Hmm... both methods seem to work fine for me. Here's the entire example that I used:
#include <iostream>
#include <map>
#include <string>
#include <boost/tuple/tuple.hpp>
typedef boost::tuple<int, std::string> value_type;
typedef std::map<int, value_type> map_type;
std::ostream&
operator<<(std::ostream& os, value_type const& v) {
os << " number " << boost::get<0>(v)
<< " string " << boost::get<1>(v);
return os;
}
int
main() {
map_type m;
m[0] = value_type(0, "zero");
m[1] = value_type(0, "one");
m[2] = value_type(0, "two");
std::cout
<< "m[0] " << m[0] << "\n"
<< "m[1] " << m[1] << "\n"
<< "m[2] " << m[2] << "\n"
<< std::endl;
boost::get<0>(m[1]) = 1;
map_type::iterator iter = m.find(2);
boost::get<0>(iter->second) = 2;
std::cout
<< "m[0] " << m[0] << "\n"
<< "m[1] " << m[1] << "\n"
<< "m[2] " << m[2] << "\n"
<< std::endl;
return 0;
}
The output is exactly what I would have expected.

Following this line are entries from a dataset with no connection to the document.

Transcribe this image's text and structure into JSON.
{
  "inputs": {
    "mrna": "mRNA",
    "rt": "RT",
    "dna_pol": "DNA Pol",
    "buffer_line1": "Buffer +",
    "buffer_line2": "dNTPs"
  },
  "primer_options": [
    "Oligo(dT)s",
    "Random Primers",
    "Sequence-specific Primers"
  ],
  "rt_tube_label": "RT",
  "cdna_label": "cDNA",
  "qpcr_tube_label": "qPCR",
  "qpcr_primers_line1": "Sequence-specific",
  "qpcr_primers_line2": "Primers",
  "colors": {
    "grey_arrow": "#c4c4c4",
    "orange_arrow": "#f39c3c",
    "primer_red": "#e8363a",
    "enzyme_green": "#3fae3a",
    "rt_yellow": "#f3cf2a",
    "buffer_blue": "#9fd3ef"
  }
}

lorien$ g++ -I/opt/include -gdwarf-2 foo.cpp
lorien$ ./a.out
m[0] number 0 string zero
m[1] number 0 string one
m[2] number 0 string two
m[0] number 0 string zero
m[1] number 1 string one
m[2] number 2 string two
lorien$
The operator[] on a map will give a reference to the actual contained element, but it has the nasty side-effect of creating a map entry if none existed before. Since you're already checking the result of find() to see if the key exists, you can use it safely.
get<3>(objectMapping_[symbol]) = value;
Without seeing more of your code I can't be sure of this, but it sounds like you could have a threading issue. Does your program use multiple threads by any chance? Maybe not even explicitly, but perhaps you call a library that does some work in a separate thread? Here is what I would do to start debugging.
Have a check that will re-find the value in the map after you set it, and check that it is the correct new value and throw an exception if it is not.
Reproduce the error by accessing the value from the "other part of the program" and see whether it throws the exception
Step through with a debugger to make sure that the modification is indeed happening BEFORE the access in the other part of the program instead of after.
If there are too many accesses to make it practical to do this by hand, dump a trace to a file. That is, add code to append to a log file every time the map is accessed. Each line should have the time of access to as fine a resolution as your system clock allows, the address of the map (so you know you are modifying the same map), the symbol key, the value, and the new value (if this was a modifying access). This way you can pinpoint exactly what times the map modifications are not showing up in the other part of the program, and whether they are before or after the access.